Let $F$ be a field, and let $V$ and $W$ be $n$– and $m$-dimensional vector spaces over $F$, respectively. Prove that, for any bases $B \subseteq V$ and $E \subseteq W$, $\varphi : V \rightarrow W$ is a nonsingular linear transformation if and only if $M^E_B(\varphi)$ is nonsingular matrix.

Choose some basis $B \subseteq V$ and $E \subseteq W$.

Suppose $\varphi : V \rightarrow W$ is a nonsingular linear transformation. Then $\mathsf{ker}\ \varphi = 0$. Now suppose $x \in V$. If $M^E_B(\varphi) \times x = 0$, then $\varphi(x) = 0$, and so $x = 0$. Thus $M^E_B(\varphi)$ is a nonsingular matrix.

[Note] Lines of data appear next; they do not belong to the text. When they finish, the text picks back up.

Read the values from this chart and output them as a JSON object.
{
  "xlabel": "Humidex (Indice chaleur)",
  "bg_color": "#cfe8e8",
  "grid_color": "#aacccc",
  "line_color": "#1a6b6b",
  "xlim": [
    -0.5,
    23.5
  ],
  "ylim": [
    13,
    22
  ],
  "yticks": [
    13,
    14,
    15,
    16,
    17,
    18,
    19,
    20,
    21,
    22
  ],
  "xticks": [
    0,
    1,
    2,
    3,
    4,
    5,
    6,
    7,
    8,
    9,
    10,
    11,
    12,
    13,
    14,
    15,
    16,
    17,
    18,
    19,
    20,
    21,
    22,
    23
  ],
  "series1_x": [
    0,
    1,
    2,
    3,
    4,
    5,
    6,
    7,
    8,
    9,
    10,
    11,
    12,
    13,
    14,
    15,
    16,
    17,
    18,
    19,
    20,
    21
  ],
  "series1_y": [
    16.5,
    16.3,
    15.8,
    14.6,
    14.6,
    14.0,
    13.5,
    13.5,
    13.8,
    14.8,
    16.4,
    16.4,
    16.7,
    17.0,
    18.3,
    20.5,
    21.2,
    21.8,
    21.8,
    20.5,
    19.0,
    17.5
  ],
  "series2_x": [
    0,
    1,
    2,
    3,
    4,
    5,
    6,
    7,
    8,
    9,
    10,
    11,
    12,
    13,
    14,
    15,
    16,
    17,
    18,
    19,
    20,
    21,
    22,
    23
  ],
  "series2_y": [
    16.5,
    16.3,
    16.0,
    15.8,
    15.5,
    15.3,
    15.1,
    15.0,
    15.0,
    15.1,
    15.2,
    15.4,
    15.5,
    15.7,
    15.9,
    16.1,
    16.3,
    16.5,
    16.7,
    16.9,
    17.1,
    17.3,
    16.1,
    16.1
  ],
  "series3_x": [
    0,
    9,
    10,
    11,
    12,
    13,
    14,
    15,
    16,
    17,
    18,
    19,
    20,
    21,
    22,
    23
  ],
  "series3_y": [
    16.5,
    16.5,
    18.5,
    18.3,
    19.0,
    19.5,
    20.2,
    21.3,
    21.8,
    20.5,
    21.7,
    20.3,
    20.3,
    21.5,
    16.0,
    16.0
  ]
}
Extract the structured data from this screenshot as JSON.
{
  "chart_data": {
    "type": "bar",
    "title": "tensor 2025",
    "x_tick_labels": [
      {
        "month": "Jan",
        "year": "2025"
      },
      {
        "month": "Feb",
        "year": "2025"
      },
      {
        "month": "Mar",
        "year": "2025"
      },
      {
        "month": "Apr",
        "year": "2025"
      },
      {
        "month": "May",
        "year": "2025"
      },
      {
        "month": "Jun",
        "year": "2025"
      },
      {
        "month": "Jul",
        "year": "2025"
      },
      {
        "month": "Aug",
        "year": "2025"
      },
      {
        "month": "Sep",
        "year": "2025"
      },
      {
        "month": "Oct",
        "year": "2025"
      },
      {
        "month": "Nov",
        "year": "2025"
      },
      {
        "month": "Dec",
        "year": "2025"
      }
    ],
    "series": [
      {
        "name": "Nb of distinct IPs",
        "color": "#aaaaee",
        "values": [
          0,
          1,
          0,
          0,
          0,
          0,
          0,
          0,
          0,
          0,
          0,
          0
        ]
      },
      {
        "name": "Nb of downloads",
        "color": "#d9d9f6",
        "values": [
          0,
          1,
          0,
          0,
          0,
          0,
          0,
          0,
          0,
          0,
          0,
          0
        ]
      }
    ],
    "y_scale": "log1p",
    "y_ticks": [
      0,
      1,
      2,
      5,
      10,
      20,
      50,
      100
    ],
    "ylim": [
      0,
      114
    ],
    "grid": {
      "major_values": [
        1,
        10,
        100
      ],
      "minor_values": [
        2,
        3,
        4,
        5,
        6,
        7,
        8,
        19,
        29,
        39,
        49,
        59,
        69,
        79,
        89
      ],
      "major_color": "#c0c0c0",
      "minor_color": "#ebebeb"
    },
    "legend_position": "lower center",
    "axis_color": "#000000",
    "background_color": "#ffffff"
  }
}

Conversely, suppose $M^E_B(\varphi)$ is a nonsingular matrix. Suppose $x \in \mathsf{ker}\ \varphi$. Then $\varphi(x) = 0$, and so we have $M^E_B(\varphi) \times x = 0$. Since $M^E_B(\varphi)$ is nonsingular, $x = 0$. Thus $\mathsf{ker}\ \varphi = 0$, and so $\varphi$ is nonsingular as a linear transformation.